One thing the Mail did leave out, funnily enough, that the Guardian quoted, appearing at the end of Professor Wittchen’s “changing social patterns” comment:
Marriage, he added, was bad for women, although good for men.
Journalists try to draw the “obvious” conclusions, but the data doesn’t back them up. There are plenty of equally plausible reasons for the study’s results. Try this one:
In ye olde days, everyone put up with depression: men because they had a stiff upper lip and women because that was their lot in life as a social underclass. Men still keep the stiff upper lip and self-medicate (usually with alcohol). Women, on the other had, are more likely to go to their doctors because feminism has (rightly) taught them that they don’t have to put up with this shit, so they get into the statistical analysis while men don’t. When I got divorced, one of us went to the doctor for some happy pills and one of us bought a few more bottles of wine. Guess which?
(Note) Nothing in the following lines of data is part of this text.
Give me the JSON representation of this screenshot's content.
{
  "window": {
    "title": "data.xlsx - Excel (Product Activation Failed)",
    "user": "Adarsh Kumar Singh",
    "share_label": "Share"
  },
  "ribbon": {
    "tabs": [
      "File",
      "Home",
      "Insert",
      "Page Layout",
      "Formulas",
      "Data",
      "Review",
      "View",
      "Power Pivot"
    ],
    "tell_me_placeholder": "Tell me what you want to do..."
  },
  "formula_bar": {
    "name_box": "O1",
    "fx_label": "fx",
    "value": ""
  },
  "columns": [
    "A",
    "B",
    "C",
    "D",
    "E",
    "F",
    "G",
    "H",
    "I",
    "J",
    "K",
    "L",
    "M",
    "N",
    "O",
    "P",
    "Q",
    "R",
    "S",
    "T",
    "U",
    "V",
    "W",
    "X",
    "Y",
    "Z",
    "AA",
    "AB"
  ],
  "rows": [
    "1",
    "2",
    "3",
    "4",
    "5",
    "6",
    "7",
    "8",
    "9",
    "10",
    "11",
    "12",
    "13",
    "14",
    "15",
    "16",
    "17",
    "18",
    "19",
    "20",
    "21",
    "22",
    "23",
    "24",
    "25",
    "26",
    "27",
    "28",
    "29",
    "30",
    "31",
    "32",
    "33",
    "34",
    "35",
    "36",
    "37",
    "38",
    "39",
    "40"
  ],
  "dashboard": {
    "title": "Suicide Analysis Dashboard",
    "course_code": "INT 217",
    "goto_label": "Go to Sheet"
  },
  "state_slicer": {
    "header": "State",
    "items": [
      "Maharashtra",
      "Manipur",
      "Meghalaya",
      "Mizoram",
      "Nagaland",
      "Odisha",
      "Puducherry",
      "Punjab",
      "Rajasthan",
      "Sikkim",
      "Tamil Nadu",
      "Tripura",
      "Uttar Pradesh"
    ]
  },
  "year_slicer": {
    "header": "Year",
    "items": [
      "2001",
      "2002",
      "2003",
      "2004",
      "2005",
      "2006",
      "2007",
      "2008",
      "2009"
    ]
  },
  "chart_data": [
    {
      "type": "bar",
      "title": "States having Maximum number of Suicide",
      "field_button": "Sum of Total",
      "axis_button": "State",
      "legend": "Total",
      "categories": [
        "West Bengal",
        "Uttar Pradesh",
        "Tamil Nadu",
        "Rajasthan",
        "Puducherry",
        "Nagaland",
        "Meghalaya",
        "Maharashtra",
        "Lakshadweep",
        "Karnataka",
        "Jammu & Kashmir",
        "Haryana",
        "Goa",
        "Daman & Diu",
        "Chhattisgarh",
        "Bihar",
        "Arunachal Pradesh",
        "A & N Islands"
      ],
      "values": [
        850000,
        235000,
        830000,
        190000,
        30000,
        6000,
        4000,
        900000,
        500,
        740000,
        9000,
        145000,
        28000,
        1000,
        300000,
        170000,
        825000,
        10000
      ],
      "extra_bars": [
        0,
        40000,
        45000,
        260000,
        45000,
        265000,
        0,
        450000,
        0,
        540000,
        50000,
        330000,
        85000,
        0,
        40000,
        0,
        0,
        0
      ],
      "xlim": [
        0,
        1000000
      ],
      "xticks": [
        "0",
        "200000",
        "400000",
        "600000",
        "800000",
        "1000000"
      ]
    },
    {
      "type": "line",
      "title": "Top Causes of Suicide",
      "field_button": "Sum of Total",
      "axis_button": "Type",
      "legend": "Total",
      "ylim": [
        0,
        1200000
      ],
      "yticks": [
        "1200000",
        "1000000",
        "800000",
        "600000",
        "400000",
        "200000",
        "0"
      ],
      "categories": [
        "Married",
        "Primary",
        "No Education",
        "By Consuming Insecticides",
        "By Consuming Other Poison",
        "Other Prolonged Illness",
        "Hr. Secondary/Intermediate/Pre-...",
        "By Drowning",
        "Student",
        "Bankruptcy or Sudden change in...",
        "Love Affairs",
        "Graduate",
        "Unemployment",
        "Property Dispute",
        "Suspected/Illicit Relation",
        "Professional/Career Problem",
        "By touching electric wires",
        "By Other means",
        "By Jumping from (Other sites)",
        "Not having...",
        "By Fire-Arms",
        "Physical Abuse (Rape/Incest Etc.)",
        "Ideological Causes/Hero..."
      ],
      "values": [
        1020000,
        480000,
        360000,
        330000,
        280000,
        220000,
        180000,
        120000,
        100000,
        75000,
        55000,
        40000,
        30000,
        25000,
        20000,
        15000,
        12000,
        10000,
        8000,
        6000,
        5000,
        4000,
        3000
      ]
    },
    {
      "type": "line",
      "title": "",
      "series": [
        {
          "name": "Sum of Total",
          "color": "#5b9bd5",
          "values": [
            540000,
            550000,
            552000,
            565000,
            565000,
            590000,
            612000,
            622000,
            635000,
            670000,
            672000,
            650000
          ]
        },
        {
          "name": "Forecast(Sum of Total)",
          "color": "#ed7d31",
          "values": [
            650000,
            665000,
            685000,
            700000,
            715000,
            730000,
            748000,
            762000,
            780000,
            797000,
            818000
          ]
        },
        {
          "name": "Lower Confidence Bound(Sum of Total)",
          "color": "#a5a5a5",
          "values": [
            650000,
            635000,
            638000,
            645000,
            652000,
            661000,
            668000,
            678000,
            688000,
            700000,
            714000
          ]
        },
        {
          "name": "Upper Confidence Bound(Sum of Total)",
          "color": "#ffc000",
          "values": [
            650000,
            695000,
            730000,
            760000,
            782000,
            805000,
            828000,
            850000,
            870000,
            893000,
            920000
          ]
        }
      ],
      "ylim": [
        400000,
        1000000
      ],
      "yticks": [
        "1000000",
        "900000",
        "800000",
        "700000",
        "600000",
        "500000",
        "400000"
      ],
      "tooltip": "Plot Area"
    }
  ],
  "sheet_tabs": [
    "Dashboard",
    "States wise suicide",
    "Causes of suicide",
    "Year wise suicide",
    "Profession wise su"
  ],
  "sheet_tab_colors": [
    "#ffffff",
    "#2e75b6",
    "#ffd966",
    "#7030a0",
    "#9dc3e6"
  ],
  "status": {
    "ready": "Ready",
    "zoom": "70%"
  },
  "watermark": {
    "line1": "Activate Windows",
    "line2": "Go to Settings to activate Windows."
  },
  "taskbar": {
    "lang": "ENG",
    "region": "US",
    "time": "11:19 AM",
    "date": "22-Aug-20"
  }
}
Why has depression doubled since the 70s? Probably because we’re aware of it as a condition. It doesn’t mean that anyone is more depressed; they just think they should do something about it.
I’m not saying I’m right; just that this explanation is equally plausible. Also, we should be suspicious of a study that lumps anxiety in with multiple sclerosis, as if they were in any way comparable.
And this is why you are the angry subeditor – or just clued up on tailoring press copy to any possible conclusion
Indeed. But I use my powers for good.
done!
If modern life, as in balancing work and family, was driving women to depression, one has to wonder what led housewives to the use of tranquillizers like Valium, in such large numbers, back in the 50′s and 60′s.
ha well yes indeed. Mind you, the Mail might have reported it thus: “There you have it, conclusive proof that women are fu**ed if they do, and fu**ed if they don’t”.